Just like before, I'm curious to see the distance between our bounds and mean.

In [None]:
# Dist between lower and mean


In [None]:
# Dist between upper and mean


In [None]:
# How close were we to our bootstrap confidence interval?

```
...
```

In [None]:
# What happens if we decrease/increase the number of resamples?

```
...
```

Cool!  Now, since we do have the *"population"* that we're estimating, let's check the validity of our confidence interval.

In [None]:
# What was the population mean?
pop_mean = ...
pop_mean

In [None]:
# Is the population mean inside of our interval?
# I want a statement that returns either True or False
...

In [None]:
# How likely are we to have the true population mean within our interval?

```
...
```

In [None]:
# Should we test this out together at the end?

```
...
```

# Interval widths
---

What if we think our interval size is too big?  How does our interval size change as other parameters change?

In [None]:
# Provided that we want to keep 95% level of confidence, how will we narrow
# our interval width?

In [None]:
# BEFORE we answer that, let's think about one more thing:
#
# What is the width of our interval (roughly), in terms of
# our mean and standard deviation?


$$Interval\ Width = ...$$

In [None]:
# So, how do we narrow our interval width?

```
...
```

In [None]:
# Is there anything wrong with what we've done above?
# Hint: representative sample?

```
...
```

In [None]:
# What happens if we can't tolerate a 5% chance of being wrong?
#
# If this is really important, we may want 99.7% confidence!
#
# What will happen to the width of our interval?

```
Width increases as confidence increases.
```

In [None]:
# What will our interval width be in term of mean and standard deviation?

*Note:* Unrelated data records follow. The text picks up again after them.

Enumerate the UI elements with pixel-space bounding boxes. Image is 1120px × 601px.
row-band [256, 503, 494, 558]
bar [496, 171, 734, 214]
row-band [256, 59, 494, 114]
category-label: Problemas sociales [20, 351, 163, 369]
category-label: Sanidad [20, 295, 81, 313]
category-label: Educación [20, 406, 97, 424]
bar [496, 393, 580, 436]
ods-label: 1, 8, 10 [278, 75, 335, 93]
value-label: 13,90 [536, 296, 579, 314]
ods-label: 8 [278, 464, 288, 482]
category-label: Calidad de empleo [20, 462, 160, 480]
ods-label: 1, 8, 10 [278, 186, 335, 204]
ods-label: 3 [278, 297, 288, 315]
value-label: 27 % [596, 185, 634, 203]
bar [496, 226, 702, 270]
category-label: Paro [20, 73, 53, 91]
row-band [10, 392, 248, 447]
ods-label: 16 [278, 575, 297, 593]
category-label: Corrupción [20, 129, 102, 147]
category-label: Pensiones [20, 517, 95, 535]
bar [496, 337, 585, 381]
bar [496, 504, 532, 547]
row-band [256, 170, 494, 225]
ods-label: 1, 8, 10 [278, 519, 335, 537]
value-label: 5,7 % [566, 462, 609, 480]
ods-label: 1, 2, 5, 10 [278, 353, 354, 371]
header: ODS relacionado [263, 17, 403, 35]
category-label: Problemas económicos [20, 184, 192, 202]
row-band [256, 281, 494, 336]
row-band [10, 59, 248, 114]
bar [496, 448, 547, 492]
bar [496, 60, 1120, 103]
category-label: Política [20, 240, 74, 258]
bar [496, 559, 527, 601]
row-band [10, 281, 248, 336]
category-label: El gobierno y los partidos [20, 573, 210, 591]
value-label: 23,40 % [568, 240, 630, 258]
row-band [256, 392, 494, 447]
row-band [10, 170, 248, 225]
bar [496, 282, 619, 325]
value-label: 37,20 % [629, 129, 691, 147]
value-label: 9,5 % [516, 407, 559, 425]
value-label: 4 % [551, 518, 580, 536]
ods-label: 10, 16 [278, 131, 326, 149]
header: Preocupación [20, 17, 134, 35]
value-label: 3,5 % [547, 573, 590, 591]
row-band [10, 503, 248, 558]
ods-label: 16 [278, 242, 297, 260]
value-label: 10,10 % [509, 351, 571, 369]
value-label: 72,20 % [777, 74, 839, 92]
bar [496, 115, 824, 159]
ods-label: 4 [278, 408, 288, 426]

To answer this, we need to know the "Empirical Rule".

It goes a little something like this:

|# of SD away from mean|% of data contained in ± #SD|
|---|---|
|1|68%|
|2|95%|
|3|99.7%|

In [None]:
# So, we can calculate the CI if we need 99.7% confidence

mean = np.mean(collected.column(MEASURE))

std = np.std(collected.column(MEASURE)) / np.sqrt(collected.num_rows)

lower_bound_997 = ...
upper_bound_997 = ...

print("""
 Mean:\t{}

Lower:\t{}
Upper:\t{}

Level:\t95%
""".format(mean, lower_bound_997, upper_bound_997))

In [None]:
# Let's look at the bounds for 95% versus 99.7% confidence
print("""
95% Lower:\t{0}\t99.7% Lower:\t{2}
95% Upper:\t{1}\t99.7% Upper:\t{3}
""".format(lower_bound, upper_bound, lower_bound_997, upper_bound_997))

That's all for now, folks!

If we have time, let's see if we can empirically calculate a probability for how often our population mean is within our mathematically-calculated confidence interval.